Why you need a techie from the get go

In the process of making a technology product, as you start to crystallise the idea around what has to be built, there’s going to be a lot of change in the idea, lots of new features are going to come up and no doubt, the “essential” list is going to grow and grow.

Although I’m definitely not against features (and a bit of dreaming), they are definitely the enemy of budget and prioritisation; there is a reason why many experts evangelise the MVP (minimum viable product), mostly because of the ease of spiralling off into an overly complicated product.

While a big list of desired features is inevitable and more features means more work, some features are a lot more work than others, to the point where, once the MVP is specified, huge amounts can be gained just by focusing on easy features over initial desires. Obviously one is going ot have to tackle some difficult features at some point, but one can weigh the two factors together to deliver maximal value within the timeframe. Unfortunately, it requires a certain technical intuition and experience to make those judgements, making it necessary to bring a techie onto the team.

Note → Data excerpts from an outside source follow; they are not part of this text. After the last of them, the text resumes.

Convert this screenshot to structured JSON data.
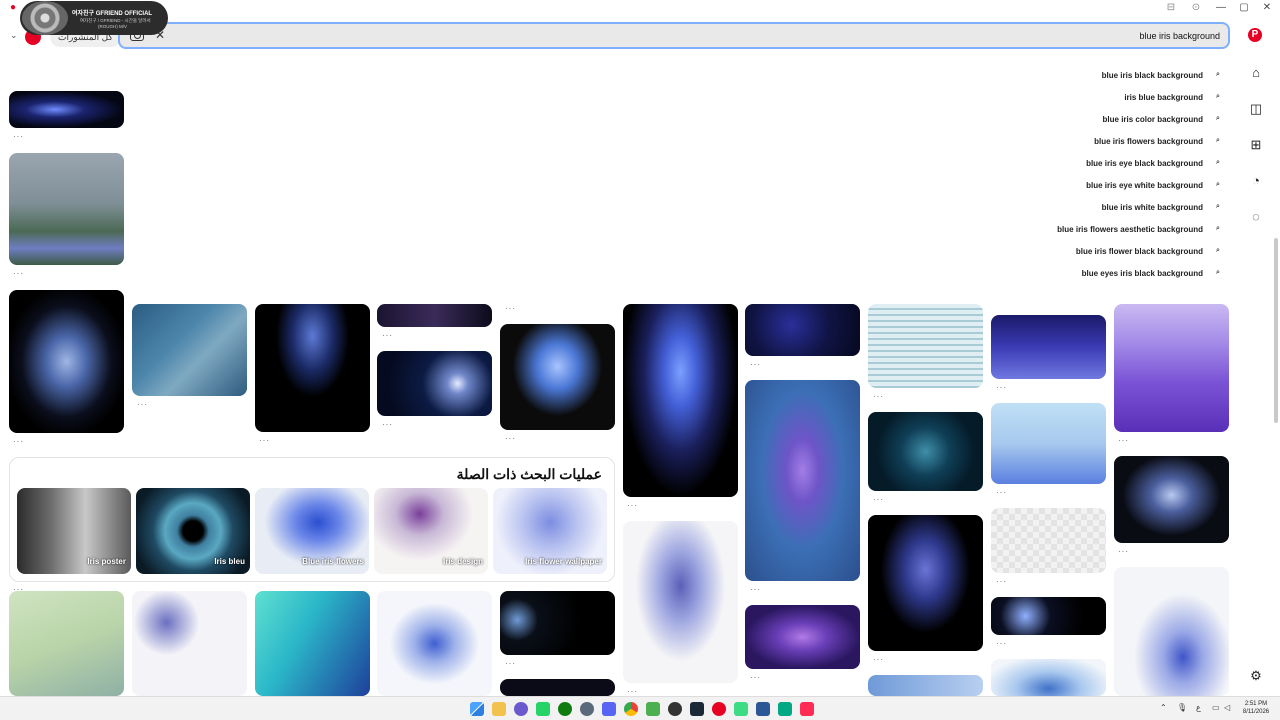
{
  "window": {
    "controls": [
      "—",
      "▢",
      "✕"
    ],
    "pin_controls": [
      "⊟",
      "⊙"
    ]
  },
  "media": {
    "title": "여자친구 GFRIEND OFFICIAL",
    "line1": "여자친구 / GFRIEND - 시간을 달려서",
    "line2": "(ROUGH) M/V"
  },
  "header": {
    "posts_button": "كل المنشورات",
    "back_icon": "back-arrow-icon",
    "forward_icon": "forward-arrow-icon"
  },
  "search": {
    "value": "blue iris background",
    "clear_icon": "✕"
  },
  "suggestions": [
    "blue iris black background",
    "iris blue background",
    "blue iris color background",
    "blue iris flowers background",
    "blue iris eye black background",
    "blue iris eye white background",
    "blue iris white background",
    "blue iris flowers aesthetic background",
    "blue iris flower black background",
    "blue eyes iris black background"
  ],
  "more": "···",
  "related": {
    "title": "عمليات البحث ذات الصلة",
    "items": [
      {
        "label": "Iris flower wallpaper"
      },
      {
        "label": "Iris design"
      },
      {
        "label": "Blue iris flowers"
      },
      {
        "label": "Iris bleu"
      },
      {
        "label": "Iris poster"
      }
    ]
  },
  "sidebar": [
    "home-icon",
    "layout-icon",
    "create-icon",
    "bell-icon",
    "messages-icon",
    "settings-icon"
  ],
  "pinterest_logo": "P",
  "clock": {
    "time": "2:51 PM",
    "date": "8/11/2026"
  },
  "tray": {
    "lang": "ع"
  },
  "colors": {
    "brand": "#e60023",
    "focus": "#7fb0ff"
  }
}
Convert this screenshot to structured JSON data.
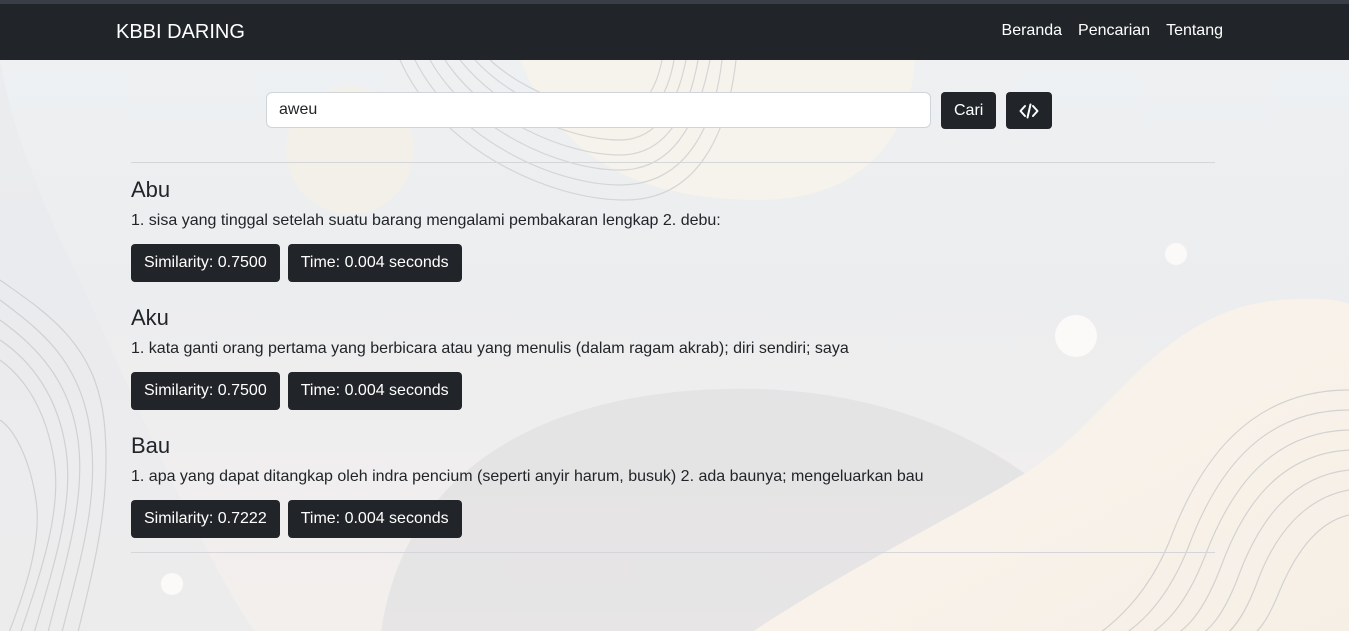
{
  "navbar": {
    "brand": "KBBI DARING",
    "links": [
      "Beranda",
      "Pencarian",
      "Tentang"
    ]
  },
  "search": {
    "value": "aweu",
    "button_label": "Cari",
    "code_icon": "code-icon"
  },
  "results": [
    {
      "word": "Abu",
      "definition": "1. sisa yang tinggal setelah suatu barang mengalami pembakaran lengkap 2. debu:",
      "similarity": "Similarity: 0.7500",
      "time": "Time: 0.004 seconds"
    },
    {
      "word": "Aku",
      "definition": "1. kata ganti orang pertama yang berbicara atau yang menulis (dalam ragam akrab); diri sendiri; saya",
      "similarity": "Similarity: 0.7500",
      "time": "Time: 0.004 seconds"
    },
    {
      "word": "Bau",
      "definition": "1. apa yang dapat ditangkap oleh indra pencium (seperti anyir harum, busuk) 2. ada baunya; mengeluarkan bau",
      "similarity": "Similarity: 0.7222",
      "time": "Time: 0.004 seconds"
    }
  ],
  "colors": {
    "navbar": "#212529",
    "button": "#212529"
  }
}
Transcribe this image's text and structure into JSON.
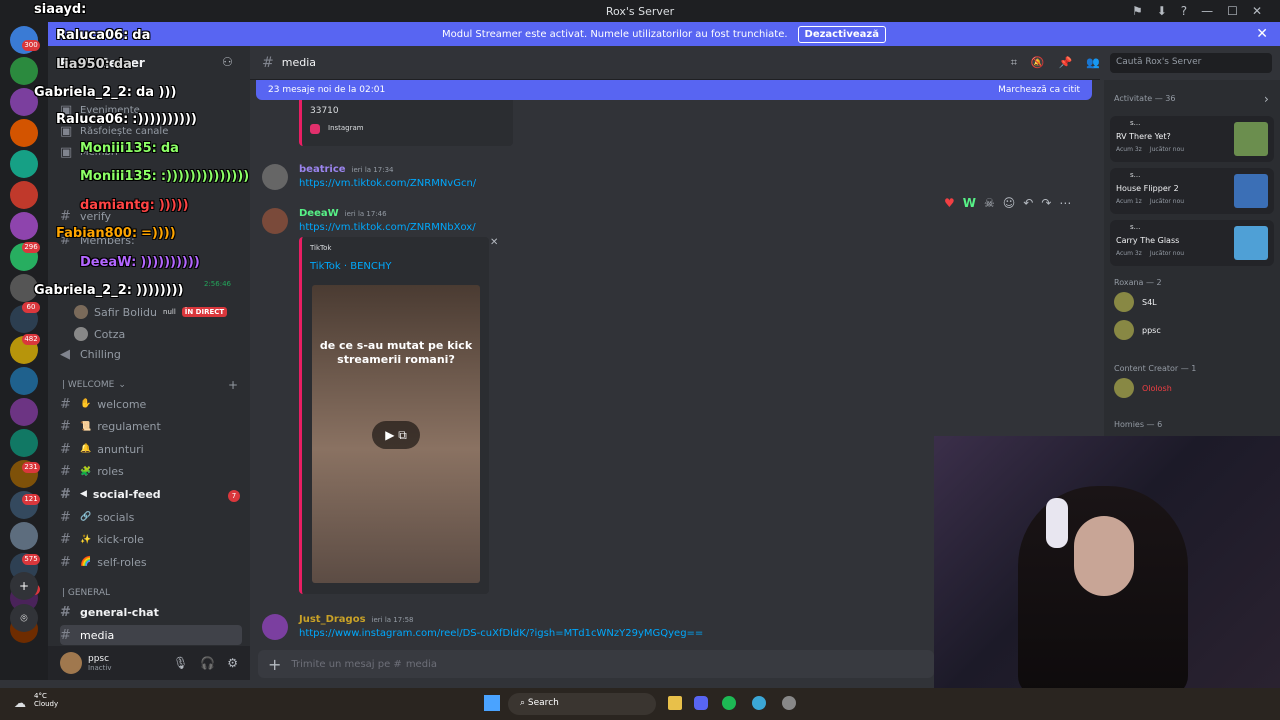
{
  "window": {
    "title": "Rox's Server"
  },
  "banner": {
    "text": "Modul Streamer este activat. Numele utilizatorilor au fost trunchiate.",
    "button": "Dezactivează"
  },
  "guild_badges": [
    "300",
    "296",
    "60",
    "482",
    "231",
    "121",
    "575",
    "2"
  ],
  "server": {
    "name": "Rox's Server"
  },
  "sidebar_top": [
    "Evenimente",
    "Răsfoiește canale",
    "Membri"
  ],
  "voice_channel": {
    "users": [
      {
        "name": "Safir Bolidu",
        "tag": "null",
        "badge": "ÎN DIRECT"
      },
      {
        "name": "Cotza"
      }
    ],
    "time": "2:56:46"
  },
  "channels_misc": [
    {
      "label": "verify"
    },
    {
      "label": "Members: "
    },
    {
      "label": "Chilling"
    }
  ],
  "welcome_category": "| WELCOME",
  "welcome_channels": [
    "welcome",
    "regulament",
    "anunturi",
    "roles",
    "social-feed",
    "socials",
    "kick-role",
    "self-roles"
  ],
  "social_feed_badge": "7",
  "general_category": "| GENERAL",
  "general_channels": [
    "general-chat",
    "media"
  ],
  "user": {
    "name": "ppsc",
    "status": "Inactiv"
  },
  "chat": {
    "channel": "media",
    "new_messages": "23 mesaje noi de la 02:01",
    "mark_read": "Marchează ca citit",
    "input_placeholder": "Trimite un mesaj pe #",
    "input_channel": "media"
  },
  "prev_embed": {
    "count": "33710",
    "source": "Instagram"
  },
  "messages": [
    {
      "author": "beatrice",
      "time": "ieri la 17:34",
      "link": "https://vm.tiktok.com/ZNRMNvGcn/",
      "color": "#9b84ee"
    },
    {
      "author": "DeeaW",
      "time": "ieri la 17:46",
      "link": "https://vm.tiktok.com/ZNRMNbXox/",
      "color": "#57f287"
    },
    {
      "author": "Just_Dragos",
      "time": "ieri la 17:58",
      "link": "https://www.instagram.com/reel/DS-cuXfDldK/?igsh=MTd1cWNzY29yMGQyeg==",
      "color": "#c9a227"
    }
  ],
  "embed": {
    "provider": "TikTok",
    "title": "TikTok · BENCHY",
    "caption": "de ce s-au mutat pe kick streamerii romani?"
  },
  "search_placeholder": "Caută Rox's Server",
  "activity": {
    "header": "Activitate — 36",
    "items": [
      {
        "user": "s...",
        "title": "RV There Yet?",
        "meta": "Acum 3z",
        "tag": "Jucător nou",
        "thumb": "#6b8e4e"
      },
      {
        "user": "s...",
        "title": "House Flipper 2",
        "meta": "Acum 1z",
        "tag": "Jucător nou",
        "thumb": "#3b6fb6"
      },
      {
        "user": "s...",
        "title": "Carry The Glass",
        "meta": "Acum 3z",
        "tag": "Jucător nou",
        "thumb": "#4fa0d6"
      }
    ]
  },
  "member_groups": [
    {
      "label": "Roxana — 2",
      "members": [
        "S4L",
        "ppsc"
      ]
    },
    {
      "label": "Content Creator — 1",
      "members": [
        "Ololosh"
      ]
    },
    {
      "label": "Homies — 6"
    }
  ],
  "overlay_chat": [
    {
      "name": "siaayd:",
      "text": "",
      "color": "#ffffff"
    },
    {
      "name": "Raluca06:",
      "text": "da",
      "color": "#ffffff"
    },
    {
      "name": "Lia950:",
      "text": "da",
      "color": "#d4d4d4"
    },
    {
      "name": "Gabriela_2_2:",
      "text": "da )))",
      "color": "#ffffff"
    },
    {
      "name": "Raluca06:",
      "text": ":))))))))))",
      "color": "#ffffff"
    },
    {
      "name": "Moniii135:",
      "text": "da",
      "color": "#8cff66"
    },
    {
      "name": "Moniii135:",
      "text": ":))))))))))))))",
      "color": "#8cff66"
    },
    {
      "name": "damiantg:",
      "text": ")))))",
      "color": "#ff4444"
    },
    {
      "name": "Fabian800:",
      "text": "=))))",
      "color": "#ffa500"
    },
    {
      "name": "DeeaW:",
      "text": "))))))))))",
      "color": "#b366ff"
    },
    {
      "name": "Gabriela_2_2:",
      "text": "))))))))",
      "color": "#ffffff"
    }
  ],
  "taskbar": {
    "weather_temp": "4°C",
    "weather_text": "Cloudy",
    "search": "Search"
  }
}
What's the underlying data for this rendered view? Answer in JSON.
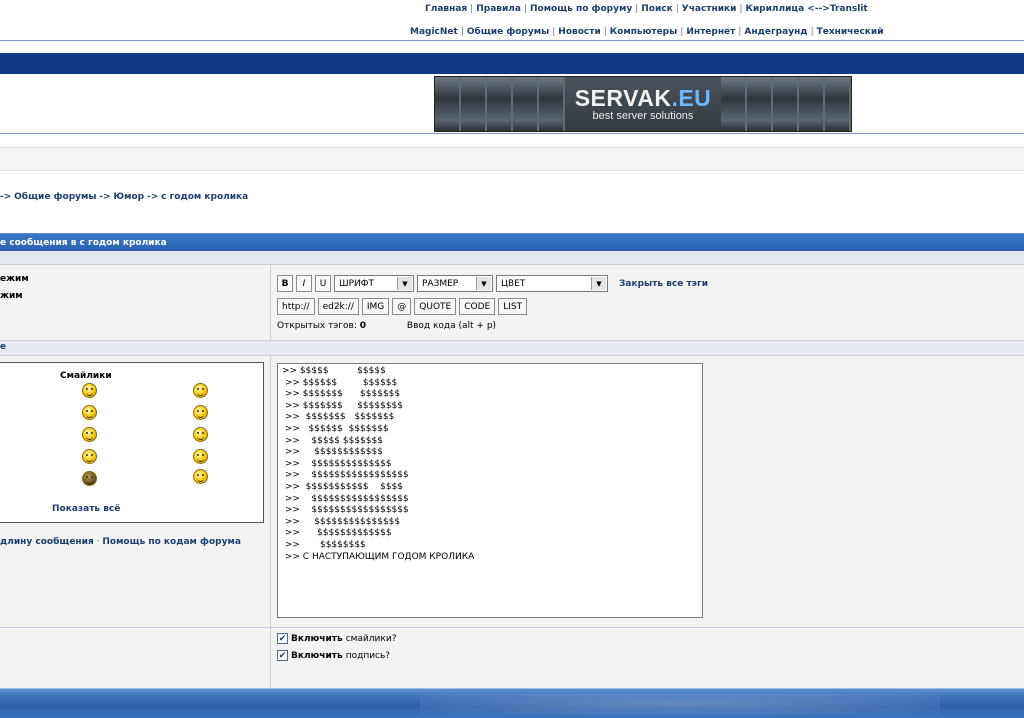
{
  "nav_primary": [
    "Главная",
    "Правила",
    "Помощь по форуму",
    "Поиск",
    "Участники",
    "Кириллица <-->Translit"
  ],
  "nav_secondary": [
    "MagicNet",
    "Общие форумы",
    "Новости",
    "Компьютеры",
    "Интернет",
    "Андеграунд",
    "Технический"
  ],
  "banner": {
    "brand": "SERVAK",
    "brand_suffix": ".EU",
    "tagline": "best server solutions"
  },
  "breadcrumb": {
    "lead": " ->",
    "items": [
      "Общие форумы",
      "Юмор",
      "с годом кролика"
    ]
  },
  "title_bar": "е сообщения в с годом кролика",
  "left_modes": [
    "ежим",
    "жим"
  ],
  "divider_label": "е",
  "toolbar": {
    "bold": "B",
    "italic": "I",
    "underline": "U",
    "font_select": "ШРИФТ",
    "size_select": "РАЗМЕР",
    "color_select": "ЦВЕТ",
    "close_tags": "Закрыть все тэги",
    "tags": [
      "http://",
      "ed2k://",
      "IMG",
      "@",
      "QUOTE",
      "CODE",
      "LIST"
    ],
    "open_tags_label": "Открытых тэгов:",
    "open_tags_count": "0",
    "hint": "Ввод кода (alt + p)"
  },
  "smilies": {
    "title": "Смайлики",
    "show_all": "Показать всё"
  },
  "help_links": [
    "длину сообщения",
    "Помощь по кодам форума"
  ],
  "help_separator": "·",
  "message": ">> $$$$$          $$$$$\n >> $$$$$$         $$$$$$\n >> $$$$$$$      $$$$$$$\n >> $$$$$$$     $$$$$$$$\n >>  $$$$$$$   $$$$$$$\n >>   $$$$$$  $$$$$$$\n >>    $$$$$ $$$$$$$\n >>     $$$$$$$$$$$$\n >>    $$$$$$$$$$$$$$\n >>    $$$$$$$$$$$$$$$$$\n >>  $$$$$$$$$$$    $$$$\n >>    $$$$$$$$$$$$$$$$$\n >>    $$$$$$$$$$$$$$$$$\n >>     $$$$$$$$$$$$$$$\n >>      $$$$$$$$$$$$$\n >>       $$$$$$$$\n >> С НАСТУПАЮЩИМ ГОДОМ КРОЛИКА",
  "options": [
    {
      "bold": "Включить",
      "rest": " смайлики?",
      "checked": true
    },
    {
      "bold": "Включить",
      "rest": " подпись?",
      "checked": true
    }
  ],
  "checkbox_mark": "✔",
  "select_arrow": "▼"
}
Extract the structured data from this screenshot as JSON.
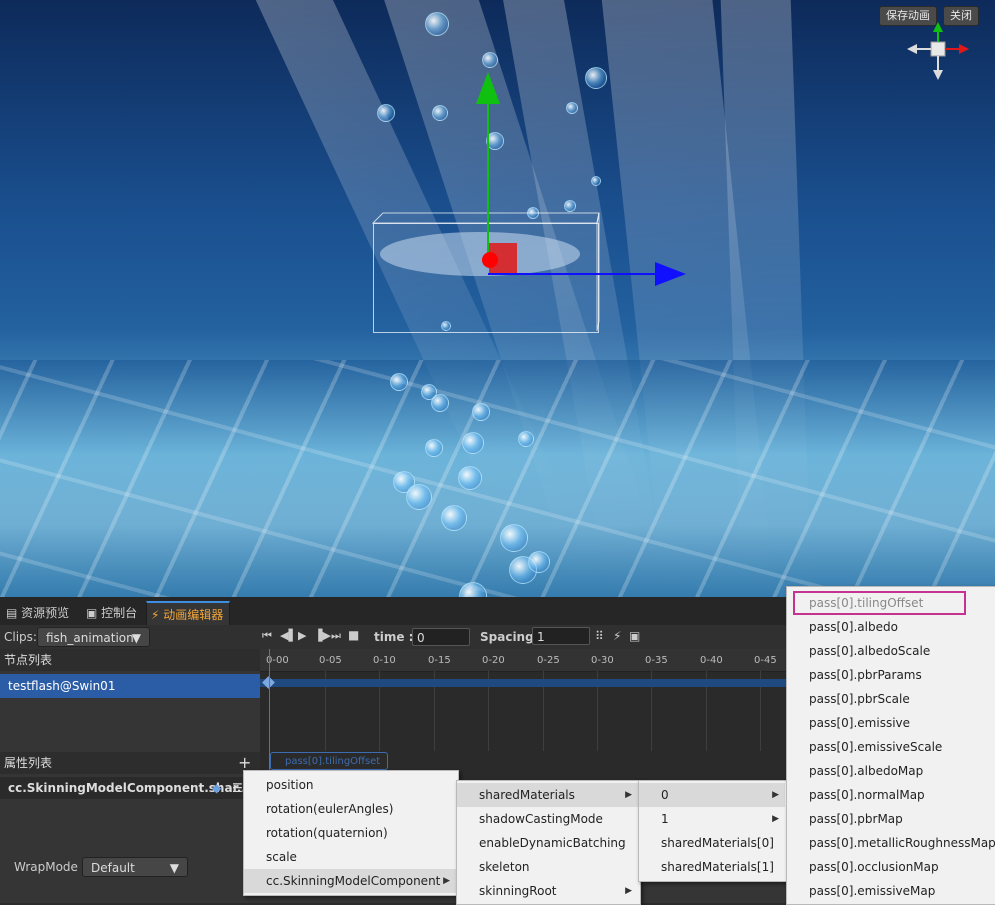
{
  "scene": {
    "save_anim_label": "保存动画",
    "close_label": "关闭"
  },
  "tabs": [
    {
      "label": "资源预览",
      "icon": "folder-icon"
    },
    {
      "label": "控制台",
      "icon": "console-icon"
    },
    {
      "label": "动画编辑器",
      "icon": "animation-icon"
    }
  ],
  "toolbar": {
    "clips_label": "Clips:",
    "clip_value": "fish_animation",
    "time_label": "time :",
    "time_value": "0",
    "spacing_label": "Spacing:",
    "spacing_value": "1"
  },
  "nodes": {
    "header": "节点列表",
    "items": [
      "testflash@Swin01"
    ]
  },
  "timeline": {
    "ticks": [
      "0-00",
      "0-05",
      "0-10",
      "0-15",
      "0-20",
      "0-25",
      "0-30",
      "0-35",
      "0-40",
      "0-45"
    ]
  },
  "props": {
    "header": "属性列表",
    "add_symbol": "+",
    "item": "cc.SkinningModelComponent.shar...",
    "tooltip": "pass[0].tilingOffset"
  },
  "wrap": {
    "label": "WrapMode",
    "value": "Default"
  },
  "menu1": [
    "position",
    "rotation(eulerAngles)",
    "rotation(quaternion)",
    "scale",
    "cc.SkinningModelComponent"
  ],
  "menu2": [
    "sharedMaterials",
    "shadowCastingMode",
    "enableDynamicBatching",
    "skeleton",
    "skinningRoot"
  ],
  "menu3": [
    "0",
    "1",
    "sharedMaterials[0]",
    "sharedMaterials[1]"
  ],
  "menu4": [
    "pass[0].tilingOffset",
    "pass[0].albedo",
    "pass[0].albedoScale",
    "pass[0].pbrParams",
    "pass[0].pbrScale",
    "pass[0].emissive",
    "pass[0].emissiveScale",
    "pass[0].albedoMap",
    "pass[0].normalMap",
    "pass[0].pbrMap",
    "pass[0].metallicRoughnessMap",
    "pass[0].occlusionMap",
    "pass[0].emissiveMap"
  ],
  "colors": {
    "accent_tab": "#f0a53a",
    "selected_row": "#2b5ca6",
    "highlight_box": "#c6328f",
    "gizmo_x": "#1010ff",
    "gizmo_y": "#10c010",
    "gizmo_z": "#ff1010"
  }
}
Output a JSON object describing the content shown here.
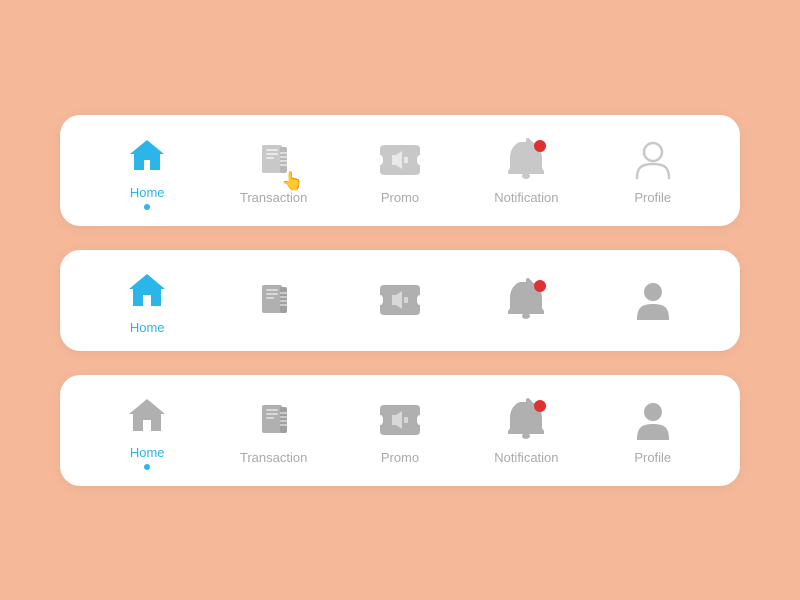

If your idea requires computer intelligence, a well designed architecture is important: how the data is to be represented, how results are calculated or ranked or what specialist techniques will be effective. The problem lies in creating the mental model of the product: without a near full understanding of the required behaviour an architect can often be left playing catchup as new requirements are thrown in after they’ve settled on a design in their head, as their view of the concept changes while they’re required to be producing a design. This can lead to a poor abstraction or possibly a big rethink in the design.

Key to this is communicating the idea well: when inducting a new team member, it is imperative that you communicate the whole vision and concept to them, rather than explaining just the bits you think are relevant: they have to be on the same page. Unless you have some unusual skill in covering everything, getting people in early and often on concept discussions will help keep everyone in sync.

I was recently at a development company (as a client) and was impressed at their structured way of working through every screen and feature to efficiently make concrete the still slightly fuzzy concept. Although this worked well as we had a great idea of what we wanted already, and this pushing us to decisions may well have pushed us into making calls we weren’t ready to make. Collaboration, rather than inquisition, is the order of the day.

Having everyone conceptually in unison will keep everyone working in the same direction and pitching for the same idea. For an effective team everyone needs to own the idea, or they’ll be going after their own, personal, idea.